James found several of the stories alluring, but they rarely seemed finished. Often, in the middle of the story, there would be parallel alternatives listed for what would happen next, and then the story would follow one alternative, before suddenly jumping to another one.
But the largest problem, in James’s mind, was that most of the stories lacked anything that could be called a proper ending. The little boy who had entered the Paris parlor hid under a table and watched the gowns and pantlegs of the people milling around it. A woman tripped over his hand, and then the story stopped. The magic CD was bought by a someone in a store for used CDs, and then the story stopped. A woman watched her video-partner commit a murder, and the story stopped. Didn’t end. Stopped.
James read scores of such story-beginnings that caught his interest with their imaginative situations, but after a couple of pages, one sentence reached its end, and after the period, where a new sentence should have picked up the narrative thread and carried the tale onward, there was just the empty page. The frustratingly empty page.
He urged Raymond to try to come up with endings for those stories that just stopped, and to revise and polish some of those stories that had something that could qualify as an end. And Raymond totally agreed and said that he would do that, yes, absolutely, he would go through the stories again, and tidy them up and find some way of pulling the ends together… but James never saw the results. He never saw any revisions of anything Raymond wrote, just new pieces, new sketches, constantly new ones.

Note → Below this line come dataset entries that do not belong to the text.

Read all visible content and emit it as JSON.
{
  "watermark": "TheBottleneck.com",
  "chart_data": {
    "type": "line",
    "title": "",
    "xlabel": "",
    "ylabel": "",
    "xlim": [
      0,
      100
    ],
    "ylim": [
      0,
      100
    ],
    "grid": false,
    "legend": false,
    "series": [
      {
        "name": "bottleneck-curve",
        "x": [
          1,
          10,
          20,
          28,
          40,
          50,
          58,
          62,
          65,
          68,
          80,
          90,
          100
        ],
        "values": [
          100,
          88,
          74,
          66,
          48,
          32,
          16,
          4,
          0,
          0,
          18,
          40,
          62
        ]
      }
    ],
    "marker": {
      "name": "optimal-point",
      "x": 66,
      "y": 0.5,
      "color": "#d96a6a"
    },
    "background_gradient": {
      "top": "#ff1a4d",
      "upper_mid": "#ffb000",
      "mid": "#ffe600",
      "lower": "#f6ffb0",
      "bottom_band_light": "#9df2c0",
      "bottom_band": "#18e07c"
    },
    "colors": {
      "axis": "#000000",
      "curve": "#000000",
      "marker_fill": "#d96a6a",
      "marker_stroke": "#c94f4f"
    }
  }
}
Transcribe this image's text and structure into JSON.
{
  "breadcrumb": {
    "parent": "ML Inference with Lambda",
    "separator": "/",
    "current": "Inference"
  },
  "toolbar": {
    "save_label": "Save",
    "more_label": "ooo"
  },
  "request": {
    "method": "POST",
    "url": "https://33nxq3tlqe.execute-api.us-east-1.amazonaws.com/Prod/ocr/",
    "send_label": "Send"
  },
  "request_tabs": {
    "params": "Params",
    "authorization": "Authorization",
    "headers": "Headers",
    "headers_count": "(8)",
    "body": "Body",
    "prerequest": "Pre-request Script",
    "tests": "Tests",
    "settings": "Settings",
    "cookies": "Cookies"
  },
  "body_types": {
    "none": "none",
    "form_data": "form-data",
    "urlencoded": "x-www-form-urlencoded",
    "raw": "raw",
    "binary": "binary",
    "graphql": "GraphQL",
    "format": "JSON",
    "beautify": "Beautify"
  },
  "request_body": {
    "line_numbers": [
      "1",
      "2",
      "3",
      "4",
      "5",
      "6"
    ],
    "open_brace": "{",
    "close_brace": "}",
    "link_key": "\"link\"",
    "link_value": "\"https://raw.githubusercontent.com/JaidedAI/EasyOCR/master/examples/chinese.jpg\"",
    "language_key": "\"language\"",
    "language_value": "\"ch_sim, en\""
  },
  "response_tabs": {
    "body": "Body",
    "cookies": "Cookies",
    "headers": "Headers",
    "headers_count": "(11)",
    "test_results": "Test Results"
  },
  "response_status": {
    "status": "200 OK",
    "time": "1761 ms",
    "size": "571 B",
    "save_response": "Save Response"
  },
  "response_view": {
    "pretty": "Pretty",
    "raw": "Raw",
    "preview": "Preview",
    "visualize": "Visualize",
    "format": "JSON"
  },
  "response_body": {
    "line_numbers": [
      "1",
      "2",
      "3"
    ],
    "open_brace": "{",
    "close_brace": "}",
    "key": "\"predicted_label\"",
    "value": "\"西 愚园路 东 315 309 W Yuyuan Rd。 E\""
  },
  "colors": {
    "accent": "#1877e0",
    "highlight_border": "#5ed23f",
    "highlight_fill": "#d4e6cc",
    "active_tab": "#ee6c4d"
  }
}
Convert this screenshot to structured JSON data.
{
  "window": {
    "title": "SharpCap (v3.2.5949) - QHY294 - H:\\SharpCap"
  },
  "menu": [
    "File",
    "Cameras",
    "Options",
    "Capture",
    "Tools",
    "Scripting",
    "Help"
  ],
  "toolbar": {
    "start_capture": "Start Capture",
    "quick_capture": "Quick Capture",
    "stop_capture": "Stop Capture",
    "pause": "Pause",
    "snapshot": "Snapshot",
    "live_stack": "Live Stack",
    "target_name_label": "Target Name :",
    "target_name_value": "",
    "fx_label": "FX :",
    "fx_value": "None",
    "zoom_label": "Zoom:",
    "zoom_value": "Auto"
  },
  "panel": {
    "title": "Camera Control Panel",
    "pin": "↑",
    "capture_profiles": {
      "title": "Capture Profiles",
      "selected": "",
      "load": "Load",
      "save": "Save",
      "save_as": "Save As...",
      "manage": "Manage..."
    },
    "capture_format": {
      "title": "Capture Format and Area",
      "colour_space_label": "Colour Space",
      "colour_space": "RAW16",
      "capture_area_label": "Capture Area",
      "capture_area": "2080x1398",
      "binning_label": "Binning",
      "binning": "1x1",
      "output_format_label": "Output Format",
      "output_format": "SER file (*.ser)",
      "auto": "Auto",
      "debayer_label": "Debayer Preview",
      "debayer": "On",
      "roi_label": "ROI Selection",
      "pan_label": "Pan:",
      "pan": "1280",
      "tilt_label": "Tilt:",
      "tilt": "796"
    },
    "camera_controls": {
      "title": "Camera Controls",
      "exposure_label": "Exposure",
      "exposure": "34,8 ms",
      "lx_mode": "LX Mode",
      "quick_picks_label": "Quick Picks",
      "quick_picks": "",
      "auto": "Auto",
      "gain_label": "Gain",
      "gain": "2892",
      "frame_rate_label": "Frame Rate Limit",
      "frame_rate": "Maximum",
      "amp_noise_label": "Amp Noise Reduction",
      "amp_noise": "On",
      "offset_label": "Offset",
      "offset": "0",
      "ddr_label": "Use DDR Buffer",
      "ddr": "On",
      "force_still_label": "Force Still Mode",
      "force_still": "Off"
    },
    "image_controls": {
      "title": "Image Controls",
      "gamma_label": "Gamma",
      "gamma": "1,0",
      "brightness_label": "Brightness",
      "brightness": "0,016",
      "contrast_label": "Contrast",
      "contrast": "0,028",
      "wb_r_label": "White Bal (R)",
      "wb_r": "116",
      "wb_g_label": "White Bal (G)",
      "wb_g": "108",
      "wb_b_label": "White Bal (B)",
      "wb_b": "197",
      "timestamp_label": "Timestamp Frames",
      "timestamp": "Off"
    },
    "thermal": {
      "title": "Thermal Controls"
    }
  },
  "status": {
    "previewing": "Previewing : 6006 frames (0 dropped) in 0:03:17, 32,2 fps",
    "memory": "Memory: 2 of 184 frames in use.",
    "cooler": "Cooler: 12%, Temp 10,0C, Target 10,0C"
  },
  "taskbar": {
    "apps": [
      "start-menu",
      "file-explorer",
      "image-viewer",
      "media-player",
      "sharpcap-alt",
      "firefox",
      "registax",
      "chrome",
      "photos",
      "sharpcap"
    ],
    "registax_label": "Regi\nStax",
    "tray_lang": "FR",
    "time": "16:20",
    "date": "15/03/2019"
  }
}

The one single story by Raymond that James read that he would consider a practically finished, publishable story, was the one I have described above about the man who made a deal with the Devil.
* * *
They lived close together in James’s studio, and James noticed that closeness bred consideration. At first, they would ask the other one if he needed to access the bathroom, "before I occupy it for a while."
But soon they stopped seeing bodily functions as something that had to be dealt with in solitude. There was a sterling and manly feeling in living so close together that you could no longer be bothered to be discreet. One of them would sit on the toilet and the other one could still come in and take a shower or brush his teeth, unless the smell was bad, in which case he would say so without embarrassment to either one of them. Your stench is no different from mine; mine no worse than yours. They grew as intimate with the bodily functions of the other one as they were with their own. It occurred to James that in a certain way there’s a greater intimacy in having your lover come in to take a shower just as you are wiping yourself, than there is in sex. In sex, there’s usually at least a trace of performance, but emptying your bowels, wiping your ass, that’s not something you do to impress.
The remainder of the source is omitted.